TRU Simulation + Training Inc.
- Industry: Flight simulation
- Predecessors: Mechtronix Inc.; OPINICUS Corporation; ProFlight; Textron Systems AAI (partially);
- Founded: 2014; 12 years ago
- Headquarters: Tampa, Florida, United States
- Key people: Gerald Messaris, President & CEO[7];
- Parent: Textron Inc.
- Website: www.trusimulation.com

= TRU Simulation + Training =

American aviation simulation company

TRU Simulation + Training (TRU, usually pronounced as in "true") is an American manufacturer of flight simulators and training devices for civil and military markets. It is a subsidiary of Textron and was formed in 2014 when previously acquired simulator manufacturers Mechtronix and OPINICUS were merged with part of the Textron Systems division. A further company, business jet training provider ProFlight, was acquired and merged later that year.

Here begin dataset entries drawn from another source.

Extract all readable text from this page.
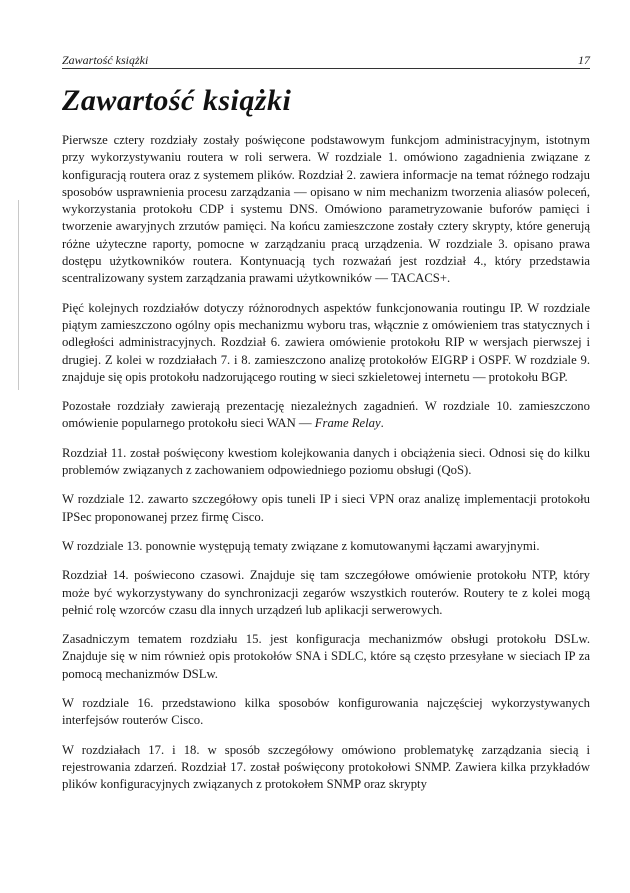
Zawartość książki	17
Zawartość książki

Pierwsze cztery rozdziały zostały poświęcone podstawowym funkcjom administracyjnym, istotnym przy wykorzystywaniu routera w roli serwera. W rozdziale 1. omówiono zagadnienia związane z konfiguracją routera oraz z systemem plików. Rozdział 2. zawiera informacje na temat różnego rodzaju sposobów usprawnienia procesu zarządzania — opisano w nim mechanizm tworzenia aliasów poleceń, wykorzystania protokołu CDP i systemu DNS. Omówiono parametryzowanie buforów pamięci i tworzenie awaryjnych zrzutów pamięci. Na końcu zamieszczone zostały cztery skrypty, które generują różne użyteczne raporty, pomocne w zarządzaniu pracą urządzenia. W rozdziale 3. opisano prawa dostępu użytkowników routera. Kontynuacją tych rozważań jest rozdział 4., który przedstawia scentralizowany system zarządzania prawami użytkowników — TACACS+.

Pięć kolejnych rozdziałów dotyczy różnorodnych aspektów funkcjonowania routingu IP. W rozdziale piątym zamieszczono ogólny opis mechanizmu wyboru tras, włącznie z omówieniem tras statycznych i odległości administracyjnych. Rozdział 6. zawiera omówienie protokołu RIP w wersjach pierwszej i drugiej. Z kolei w rozdziałach 7. i 8. zamieszczono analizę protokołów EIGRP i OSPF. W rozdziale 9. znajduje się opis protokołu nadzorującego routing w sieci szkieletowej internetu — protokołu BGP.

Pozostałe rozdziały zawierają prezentację niezależnych zagadnień. W rozdziale 10. zamieszczono omówienie popularnego protokołu sieci WAN — Frame Relay.

Rozdział 11. został poświęcony kwestiom kolejkowania danych i obciążenia sieci. Odnosi się do kilku problemów związanych z zachowaniem odpowiedniego poziomu obsługi (QoS).

W rozdziale 12. zawarto szczegółowy opis tuneli IP i sieci VPN oraz analizę implementacji protokołu IPSec proponowanej przez firmę Cisco.

W rozdziale 13. ponownie występują tematy związane z komutowanymi łączami awaryjnymi.

Rozdział 14. poświecono czasowi. Znajduje się tam szczegółowe omówienie protokołu NTP, który może być wykorzystywany do synchronizacji zegarów wszystkich routerów. Routery te z kolei mogą pełnić rolę wzorców czasu dla innych urządzeń lub aplikacji serwerowych.

Zasadniczym tematem rozdziału 15. jest konfiguracja mechanizmów obsługi protokołu DSLw. Znajduje się w nim również opis protokołów SNA i SDLC, które są często przesyłane w sieciach IP za pomocą mechanizmów DSLw.

W rozdziale 16. przedstawiono kilka sposobów konfigurowania najczęściej wykorzystywanych interfejsów routerów Cisco.

W rozdziałach 17. i 18. w sposób szczegółowy omówiono problematykę zarządzania siecią i rejestrowania zdarzeń. Rozdział 17. został poświęcony protokołowi SNMP. Zawiera kilka przykładów plików konfiguracyjnych związanych z protokołem SNMP oraz skrypty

In 2014, TRU was selected by Boeing for the development and supply of a 737 MAX full flight training suite, and two years later the company secured a 10-year agreement for a similar product for the newly developed 777X.

In November 2020, Textron sold the non-US based civil aviation business (the former Mechtronix sites in Montreal) to Canadian simulator manufacturer CAE. The move followed TRU's decision in July of the same year to wind down the commercial air transport simulation business to focus instead on the business aviation, rotorcraft, and military simulation markets.